Russia has long been accused of encouraging the separatists and supplying them with weapons and volunteers. A Russian-supplied anti-aircraft missile was blamed for downing Malaysia Airlines flight MH17 in eastern Ukraine in July, with the loss of 298 lives.
Ukrainian military gains against the rebels, pushing them back towards their strongholds in Donetsk and Luhansk, mean that if there is ever a time for the Russian military to intervene openly, it is probably now.
It would not be the first time Russia's troops have intervened in Ukraine but its annexation of Crimea in March was virtually bloodless, whereas the war in eastern Ukraine has claimed at least 2,119 lives since April.
What does the Kremlin say?
Announcing the the convoy was crossing the border, the foreign ministry said it was a "purely humanitarian mission, which was prepared a long time ago, in an atmosphere of full transparency and in co-operation with the Ukrainian side and the ICRC [Red Cross]".

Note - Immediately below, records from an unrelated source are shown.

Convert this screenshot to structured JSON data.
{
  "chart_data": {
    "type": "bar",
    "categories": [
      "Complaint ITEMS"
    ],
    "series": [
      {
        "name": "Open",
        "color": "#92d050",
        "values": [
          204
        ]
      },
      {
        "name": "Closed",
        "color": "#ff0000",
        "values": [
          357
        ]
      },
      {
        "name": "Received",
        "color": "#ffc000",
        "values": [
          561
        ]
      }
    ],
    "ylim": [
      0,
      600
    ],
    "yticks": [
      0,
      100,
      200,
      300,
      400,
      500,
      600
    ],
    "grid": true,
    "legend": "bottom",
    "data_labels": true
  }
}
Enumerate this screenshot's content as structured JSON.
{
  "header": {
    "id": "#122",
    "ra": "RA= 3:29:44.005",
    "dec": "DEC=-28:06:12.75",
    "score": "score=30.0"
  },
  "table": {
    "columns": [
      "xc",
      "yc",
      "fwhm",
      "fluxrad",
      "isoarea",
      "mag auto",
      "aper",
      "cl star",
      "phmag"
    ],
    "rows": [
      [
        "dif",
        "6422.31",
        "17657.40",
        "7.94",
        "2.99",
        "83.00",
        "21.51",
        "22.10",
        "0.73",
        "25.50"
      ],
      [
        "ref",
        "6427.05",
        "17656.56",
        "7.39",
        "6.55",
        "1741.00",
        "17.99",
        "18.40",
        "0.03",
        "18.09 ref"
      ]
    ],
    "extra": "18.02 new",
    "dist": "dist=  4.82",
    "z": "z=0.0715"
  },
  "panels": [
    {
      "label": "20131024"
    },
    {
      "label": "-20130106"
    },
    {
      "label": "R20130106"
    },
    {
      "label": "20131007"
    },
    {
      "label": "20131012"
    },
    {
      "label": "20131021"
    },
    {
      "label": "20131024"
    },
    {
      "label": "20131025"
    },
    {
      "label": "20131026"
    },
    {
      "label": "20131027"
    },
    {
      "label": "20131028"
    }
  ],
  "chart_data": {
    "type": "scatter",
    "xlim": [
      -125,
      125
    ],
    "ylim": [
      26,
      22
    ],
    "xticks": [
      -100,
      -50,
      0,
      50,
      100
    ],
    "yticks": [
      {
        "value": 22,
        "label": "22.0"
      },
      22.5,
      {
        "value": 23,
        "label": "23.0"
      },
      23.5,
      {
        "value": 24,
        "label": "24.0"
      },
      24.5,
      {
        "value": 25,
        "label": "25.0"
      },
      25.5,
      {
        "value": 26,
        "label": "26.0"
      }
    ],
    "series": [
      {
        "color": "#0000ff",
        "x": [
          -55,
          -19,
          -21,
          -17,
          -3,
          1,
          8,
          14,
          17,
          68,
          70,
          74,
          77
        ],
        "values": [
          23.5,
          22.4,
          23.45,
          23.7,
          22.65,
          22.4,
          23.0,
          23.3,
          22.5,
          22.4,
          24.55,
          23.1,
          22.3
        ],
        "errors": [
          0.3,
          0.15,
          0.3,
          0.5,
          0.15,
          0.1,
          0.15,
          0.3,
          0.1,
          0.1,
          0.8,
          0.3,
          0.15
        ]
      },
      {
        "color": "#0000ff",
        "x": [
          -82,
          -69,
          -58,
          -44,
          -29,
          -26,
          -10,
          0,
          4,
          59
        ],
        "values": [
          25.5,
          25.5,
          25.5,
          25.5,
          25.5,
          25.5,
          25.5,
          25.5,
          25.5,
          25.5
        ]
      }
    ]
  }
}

It accused the Ukrainian government of obstructing the convoy's progress to buy more time for its war on the rebels in Luhansk.
How are the Ukrainians reacting?
President Petro Poroshenko accused Russia of a "flagrant violation of international law" after the aid lorries entered Ukraine without permission.
Security chief Valentyn Nalyvaychenko described the convoy's entry as a "direct invasion" but added that no force would be used against it.
After news broke that Russia was sending a convoy to Luhansk, the Ukrainian authorities organised their own convoy of 75 lorries reportedly carrying 800 tonnes of aid.
About 100 tonnes of the aid, which consisted mainly of fruit and vegetables, was delivered to displaced people in "10 towns in the east", the Red Cross said on 17 August.